Robin des bois

Lorsque j’étais enfant j’aimais Robin des bois. Le dessin animé de Disney, d’abord. Un peu loufoque, avec ce prince Jean débile, il comprend quelques scènes mémorables (dont celles du vol de l’argent pendant le sommeil du prince, je ne sais pas si vous vous en souvenez). Mais je suis vite passé au film de Michael Curtiz de 1938.

Je l’ai infligé à mes parents des dizaines, peut-être des centaines de fois. Musique luxuriante de Korngold (que l’on pourrait qualifier aujourd’hui de très présente), Technicolor scintillant, costumes tape-à-l’œil caractéristiques des films d’aventure d’Hollywood en cette période, lumières chaudes des scènes d’intérieur. Les bas verts d’Errol Flynn en Robin ! La cape vermillon de Basil Rathbone en Gisbourne ! Le satiné des robes de Havilland en Lady Maryan !

Claude Rains en prince Jean est mielleux et machiavélique à souhait. Basil Rathbone est d’une méchanceté noire, transpire la hargne et la jalousie à toutes les scènes.

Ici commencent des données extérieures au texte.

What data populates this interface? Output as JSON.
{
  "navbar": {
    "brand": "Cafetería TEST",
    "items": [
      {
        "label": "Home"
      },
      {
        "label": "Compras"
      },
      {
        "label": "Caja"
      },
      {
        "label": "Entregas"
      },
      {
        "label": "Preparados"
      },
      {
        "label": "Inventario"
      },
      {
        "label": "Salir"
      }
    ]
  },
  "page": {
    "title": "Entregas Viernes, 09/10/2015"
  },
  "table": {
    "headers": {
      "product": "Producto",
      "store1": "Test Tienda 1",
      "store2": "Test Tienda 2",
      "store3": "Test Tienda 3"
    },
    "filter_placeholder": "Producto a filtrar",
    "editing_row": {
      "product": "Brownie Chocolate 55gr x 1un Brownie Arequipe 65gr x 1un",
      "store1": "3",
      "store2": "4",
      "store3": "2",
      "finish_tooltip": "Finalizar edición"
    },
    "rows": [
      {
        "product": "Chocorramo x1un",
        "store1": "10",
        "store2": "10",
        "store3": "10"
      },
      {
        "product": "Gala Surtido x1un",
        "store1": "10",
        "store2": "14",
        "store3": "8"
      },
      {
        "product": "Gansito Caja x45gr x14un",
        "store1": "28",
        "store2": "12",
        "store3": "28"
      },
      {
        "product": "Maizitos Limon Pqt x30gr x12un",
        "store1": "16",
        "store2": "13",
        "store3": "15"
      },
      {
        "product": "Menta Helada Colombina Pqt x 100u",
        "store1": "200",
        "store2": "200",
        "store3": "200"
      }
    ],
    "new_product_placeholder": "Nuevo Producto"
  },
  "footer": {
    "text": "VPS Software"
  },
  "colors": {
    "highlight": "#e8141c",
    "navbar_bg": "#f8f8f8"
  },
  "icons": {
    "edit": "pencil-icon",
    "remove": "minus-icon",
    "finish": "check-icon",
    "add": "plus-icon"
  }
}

Una O’Connor qui joue Bess, la servante-duègne de Lady Maryan, geint, pleurniche à la limite du supportable, mais c’est tellement bien fait. Olivia de Havilland, 21 ans, a les yeux brillants pendant une heure quarante, amante éplorée qui n’attend que la délivrance. Et l’insolence d’Errol Flynn, charismatique, cabotin, virevoltant ! il bondit partout. La diction des acteurs de la version originale comme des doubleurs de la version française, datée mais parfaite, est un plaisir de fin gourmet.

La scène de duel finale entre Robin et Gisbourne, ponctuée des trompettes haletantes de la musique de Korngold et de gros plans sur les visages luisants de sueur des acteurs, est l’apothéose échevelée (et attendue) de la lutte du bien contre le mal qui traverse le film. Qui pour autant reste léger et délicieux.